The Risks of Labor Market Restrictions on Competition

In recent years, both national and EU competition authorities have increasingly focused on labor market restrictions, particularly wage-fixing agreements and no-poach agreements.

Although these types of clauses are commonly used in transactions involving the sale of corporate shares (M&A), IT service contracts, and cooperation framework agreements, they may raise serious concerns from a competition law perspective. Therefore, individual assessment is always recommended. The Directorate-General for Competition of the European Commission generally considers wage-fixing and no-poach agreements to be restrictions of competition “by object,” and provides very limited room for alternative classifications or for proving their lawfulness.

Typically, such an agreement may be considered acceptable from a competition law perspective if it is linked to the main agreement between the parties and complies with the requirement of proportionality, which must be assessed on a case-by-case basis.
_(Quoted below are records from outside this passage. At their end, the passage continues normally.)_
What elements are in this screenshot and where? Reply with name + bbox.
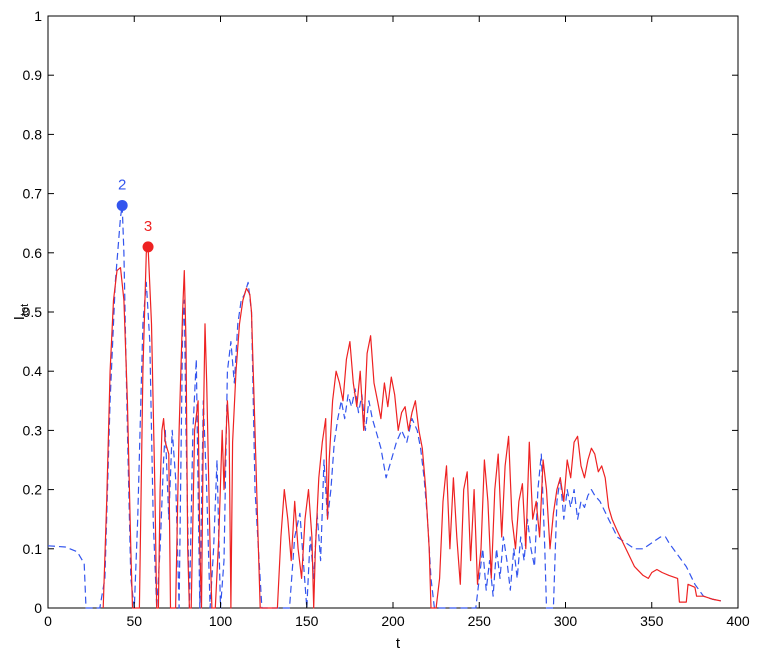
annotation-label-3: 3 [144, 218, 152, 235]
y-tick-label: 0.9 [23, 67, 43, 83]
y-tick-label: 0.1 [23, 541, 43, 557]
y-axis-label-main: I [11, 316, 28, 320]
annotation-marker-3 [142, 241, 154, 253]
annotation-label-2: 2 [118, 176, 126, 193]
x-tick-label: 300 [554, 613, 578, 629]
x-axis-label: t [396, 635, 401, 652]
x-tick-label: 50 [126, 613, 142, 629]
x-tick-label: 400 [726, 613, 750, 629]
y-axis-label-subscript: tot [19, 304, 31, 316]
y-tick-label: 0.3 [23, 422, 43, 438]
y-tick-label: 0 [34, 600, 42, 616]
x-tick-label: 150 [295, 613, 319, 629]
x-tick-label: 0 [44, 613, 52, 629]
x-tick-label: 250 [468, 613, 492, 629]
series-line-1 [47, 204, 721, 609]
tick-layer: 0 50 100 150 200 250 300 350 400 0 0.1 0.2 0.3 0.4 0.5… [23, 8, 750, 629]
series-line-2 [102, 246, 721, 609]
y-tick-label: 0.6 [23, 245, 43, 261]
annotation-marker-2 [116, 199, 128, 211]
y-axis-label: Itot [11, 304, 31, 320]
y-tick-label: 0.5 [23, 304, 43, 320]
annotation-layer: 23 [116, 176, 154, 253]
x-tick-label: 200 [381, 613, 405, 629]
y-tick-label: 0.8 [23, 126, 43, 142]
series-layer [47, 204, 721, 609]
y-tick-label: 0.7 [23, 186, 43, 202]
y-tick-label: 0.4 [23, 363, 43, 379]
y-tick-label: 1 [34, 8, 42, 24]
x-tick-label: 100 [209, 613, 233, 629]
x-tick-label: 350 [640, 613, 664, 629]
y-tick-label: 0.2 [23, 482, 43, 498]
plot-area [47, 15, 739, 609]
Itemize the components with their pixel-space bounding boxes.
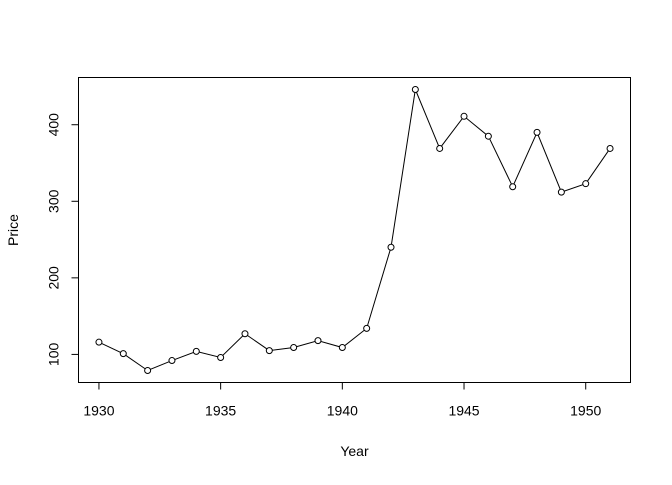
data-point — [533, 128, 541, 136]
x-tick-label: 1950 — [570, 403, 601, 419]
plot-box — [78, 77, 631, 383]
data-point — [606, 144, 614, 152]
data-point — [119, 350, 127, 358]
y-tick-label: 200 — [46, 266, 62, 290]
data-point — [144, 366, 152, 374]
data-point — [363, 324, 371, 332]
data-point — [460, 112, 468, 120]
y-tick-label: 300 — [46, 189, 62, 213]
data-point — [168, 357, 176, 365]
data-point — [338, 344, 346, 352]
y-axis: 100 200 300 400 — [46, 113, 79, 366]
x-axis: 1930 1935 1940 1945 1950 — [83, 382, 601, 419]
data-point — [411, 86, 419, 94]
x-tick-label: 1945 — [448, 403, 479, 419]
data-point — [290, 344, 298, 352]
data-point — [217, 353, 225, 361]
data-point — [314, 337, 322, 345]
data-point — [582, 180, 590, 188]
y-tick-label: 100 — [46, 343, 62, 367]
y-axis-label: Price — [5, 214, 21, 246]
x-axis-label: Year — [340, 443, 369, 459]
x-tick-label: 1935 — [205, 403, 236, 419]
data-point — [557, 188, 565, 196]
x-tick-label: 1940 — [327, 403, 358, 419]
data-point — [484, 132, 492, 140]
x-tick-label: 1930 — [83, 403, 114, 419]
data-point — [192, 347, 200, 355]
data-point — [95, 338, 103, 346]
y-tick-label: 400 — [46, 113, 62, 137]
data-points — [95, 86, 614, 374]
data-point — [265, 347, 273, 355]
data-point — [509, 183, 517, 191]
data-point — [387, 243, 395, 251]
data-point — [436, 144, 444, 152]
data-point — [241, 330, 249, 338]
price-line — [98, 87, 611, 372]
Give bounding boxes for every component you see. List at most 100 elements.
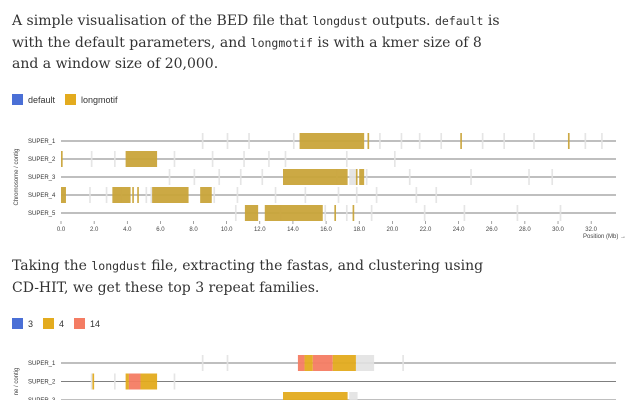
code-longmotif: longmotif (250, 35, 313, 50)
faint-segment (559, 205, 562, 221)
legend-label-default: default (28, 94, 56, 105)
faint-segment (349, 392, 358, 400)
repeat-segment (355, 169, 358, 185)
repeat-segment (264, 205, 323, 221)
faint-segment (226, 355, 229, 371)
x-tick-label: 18.0 (353, 227, 365, 233)
faint-segment (114, 151, 116, 167)
faint-segment (261, 169, 264, 185)
code-longdust: longdust (312, 14, 368, 28)
faint-segment (365, 169, 368, 185)
repeat-segment (334, 205, 337, 221)
faint-segment (150, 187, 153, 203)
faint-segment (234, 205, 237, 221)
faint-segment (268, 151, 270, 167)
code-longdust-2: longdust (91, 259, 147, 273)
repeat-segment (125, 373, 129, 390)
repeat-segment (299, 133, 365, 149)
faint-segment (533, 133, 535, 149)
faint-segment (423, 205, 426, 221)
faint-segment (292, 133, 295, 149)
faint-segment (418, 133, 421, 149)
repeat-segment (128, 373, 141, 390)
faint-segment (400, 133, 403, 149)
faint-segment (284, 151, 287, 167)
faint-segment (375, 187, 378, 203)
repeat-segment (297, 355, 305, 371)
repeat-segment (283, 392, 348, 400)
repeat-segment (200, 187, 212, 203)
repeat-segment (152, 187, 189, 203)
row-label-super-4: SUPER_4 (28, 193, 56, 199)
x-tick-label: 30.0 (552, 227, 564, 233)
x-tick-label: 26.0 (486, 227, 498, 233)
repeat-segment (352, 205, 355, 221)
faint-segment (90, 151, 93, 167)
faint-segment (440, 133, 443, 149)
legend-swatch-4 (43, 318, 55, 329)
repeat-segment (244, 205, 259, 221)
legend-swatch-longmotif (65, 94, 77, 105)
faint-segment (370, 205, 373, 221)
legend-swatch-3 (12, 318, 23, 329)
legend-label-longmotif: longmotif (81, 94, 118, 105)
faint-segment (345, 151, 348, 167)
intro-text-2: outputs. (367, 13, 435, 29)
faint-segment (213, 187, 216, 203)
faint-segment (173, 373, 176, 390)
legend-swatch-default (12, 94, 23, 105)
x-tick-label: 8.0 (189, 227, 198, 233)
repeat-segment (112, 187, 131, 203)
legend-label-3: 3 (28, 318, 34, 329)
y-axis-title: ne / contig (14, 368, 20, 396)
x-tick-label: 14.0 (287, 227, 299, 233)
repeat-segment (359, 169, 365, 185)
faint-segment (470, 169, 472, 185)
faint-segment (349, 169, 356, 185)
faint-segment (481, 133, 484, 149)
cluster-text-2: file, extracting the fastas, and cluster… (12, 258, 484, 296)
legend-item-3[interactable]: 3 (12, 318, 33, 329)
faint-segment (408, 169, 411, 185)
repeat-segment (304, 355, 313, 371)
faint-segment (345, 205, 348, 221)
legend-item-default[interactable]: default (12, 94, 55, 105)
y-axis-title: Chromosome / contig (14, 148, 20, 205)
faint-segment (516, 205, 519, 221)
faint-segment (211, 151, 214, 167)
legend-item-longmotif[interactable]: longmotif (65, 94, 118, 105)
faint-segment (243, 151, 245, 167)
repeat-segment (125, 151, 158, 167)
x-tick-label: 2.0 (90, 227, 99, 233)
faint-segment (168, 169, 171, 185)
faint-segment (379, 133, 381, 149)
row-label-super-1: SUPER_1 (28, 361, 56, 367)
faint-segment (218, 169, 221, 185)
intro-text-3: is with the default parameters, and (12, 13, 500, 51)
code-default: default (434, 14, 484, 28)
faint-segment (304, 187, 307, 203)
legend-families: 3 4 14 (12, 318, 110, 329)
faint-segment (435, 187, 438, 203)
repeat-segment (140, 373, 158, 390)
faint-segment (601, 133, 603, 149)
repeat-segment (367, 133, 370, 149)
faint-segment (173, 151, 176, 167)
intro-paragraph: A simple visualisation of the BED file t… (12, 11, 512, 76)
legend-swatch-14 (74, 318, 86, 329)
faint-segment (355, 187, 358, 203)
legend-item-14[interactable]: 14 (74, 318, 100, 329)
faint-segment (415, 187, 418, 203)
faint-segment (463, 205, 466, 221)
family-track-chart: SUPER_1 SUPER_2 SUPER_3 ne / contig (14, 355, 616, 400)
faint-segment (355, 355, 375, 371)
intro-text-1: A simple visualisation of the BED file t… (12, 13, 313, 29)
row-label-super-3: SUPER_3 (28, 398, 56, 400)
faint-segment (90, 373, 93, 390)
faint-segment (324, 205, 327, 221)
repeat-segment (92, 373, 95, 390)
legend-item-4[interactable]: 4 (43, 318, 64, 329)
x-tick-label: 4.0 (123, 227, 132, 233)
row-label-super-2: SUPER_2 (28, 157, 56, 163)
faint-segment (114, 373, 116, 390)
According to last year’s Competition Policy Brief, the European Commission has not yet issued a formal decision on wage-fixing or no-poach agreements, but it is actively investigating such cases and has also conducted unannounced inspections (so-called dawn raids) in this area. The Commission has also noted that, based on the case law of the Court of Justice of the European Union, such agreements are likely to qualify as restrictions of competition by object under Article 101 TFEU. This means that in investigations against companies entering into such agreements, the competition authority may establish an infringement through a more formal procedure, without having to assess the actual effects of the agreement—potentially leading to the imposition of significant fines. Several national competition authorities (e.g. Slovakia, Portugal, Lithuania) have already taken action against labor market restrictions and imposed fines amounting to millions of euros. The Hungarian Competition Authority (GVH) has also investigated a case involving a no-poaching clause, which resulted in a fine of several billion HUF.

In some cases, due to the long-term nature of cooperation between certain economic operators, such restrictive clauses may fall into oblivion or the current management may not even be aware of their existence. However, this does not constitute an exemption from the supervisory authority’s action.

In light of the above, we recommend that our clients consult an expert to assess the legal compliance of their existing or future contracts and, if necessary, amend any problematic agreements to ensure compliance with both competition and labor law requirements.